I voiced my concern as Ethridge and I were eating breakfast.

“It may be, simply, that there are things Wesley chooses not to tell you,” he suggested.

“He’s always been very open with me in the past.”

“The Bureau tends to be very closemouthed, Kay.”

“Wesley is a profiler,” I replied. “He’s always been generous with his theories and opinions. But in this instance he’s not talking. He’s barely profiling these cases at all. His personality has changed.

He’s humorless, and he scarcely looks me in the eyes. It’s weird and incredibly unnerving.”

I took a deep breath.

Then Ethridge said, “You’re still feeling isolated, aren’t you, Kay?”

“Yes, Tom.”

“And just a little paranoid.”

“That, too,” I said.

“Do you trust me, Kay? Do you believe I’m on your side and have your best interests in mind?” he asked.

I nodded and took another deep breath. We were talking in quiet voices inside the dining room of the Capitol Hotel, a favorite watering hole for politicians and plutocrats. Three tables away sat Senator Par-tin, his well-known face more wrinkled than I remembered as he talked seriously to a young man I had seen somewhere before.

“Most of us feel isolated and paranoid during stressful times. We feel alone in the wilderness.”

Ethridge’s eyes were kind on me, his face troubled.

“I am alone in the wilderness,” I replied. “I feel that way because it’s true.”

“I can see why Wesley is worried.”

“Of course.”

“What worries me about you, Kay, is you’re basing your theories on intuition, going on instinct.

Sometimes that can be very dangerous.”

“Sometimes it can be. But it can also be very dangerous when people begin to make things too complicated. Murder is usually depressingly simple.”

“Not always, though.”

“Almost always, Tom.”

“You don’t think Sparacino’s machinations are related to these deaths?”

the attorney general queried.

“I think it would be all too easy to be distracted by his machinations. What he’s doing and what the killer is doing could be trains running on parallel tracks.
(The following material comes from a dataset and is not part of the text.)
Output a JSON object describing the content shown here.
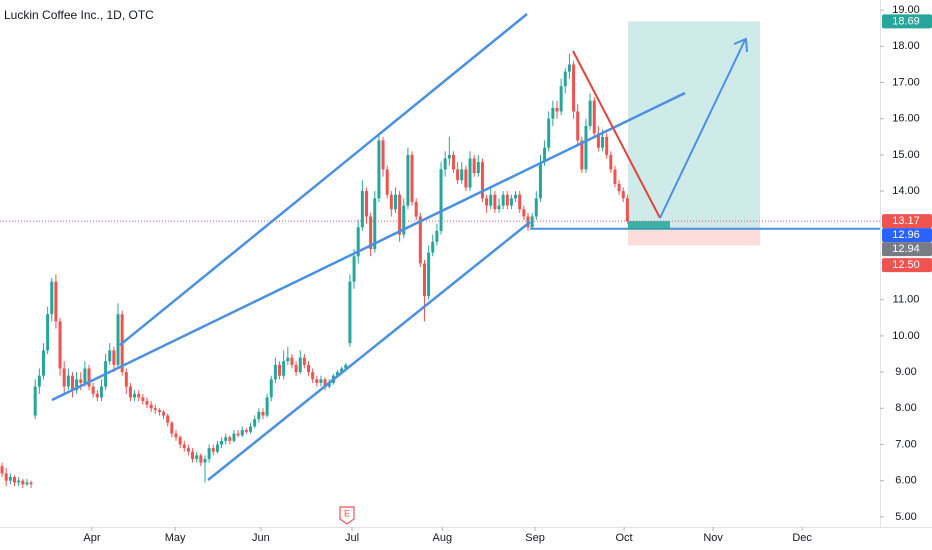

Both of them dangerous, even deadly. But not the same. Not connected. Not driven by the same forces.”

“You don’t think the missing manuscript is connected?”

“I don’t know.”

“You’re no closer to knowing?”

The interrogation made me feel as if I hadn’t done my homework. I wished he hadn’t asked.

“No, Tom,” I admitted. “I have no idea where it is.”

“Is it possible it could be what Sterling Harper burned in her fireplace right before she died?”

“I don’t think so. The documents examiner looked at charred bits of paper, identified them as twenty-pound, high-quality rag. They’re consistent with fine stationery or the paper lawyers use for legal documents. It’s very unlikely someone would write a book draft on paper like that. It’s more likely Miss Harper burned letters, personal papers.”

“Letters from Beryl Madison?”

“We can’t rule it out,” I replied, even though I had pretty much ruled it out.

“Or perhaps Gary Harper’s letters?”

“There was quite a collection of his private papers found inside the house,” I said. “There’s no evidence that any of it had been disturbed or recently gone through.”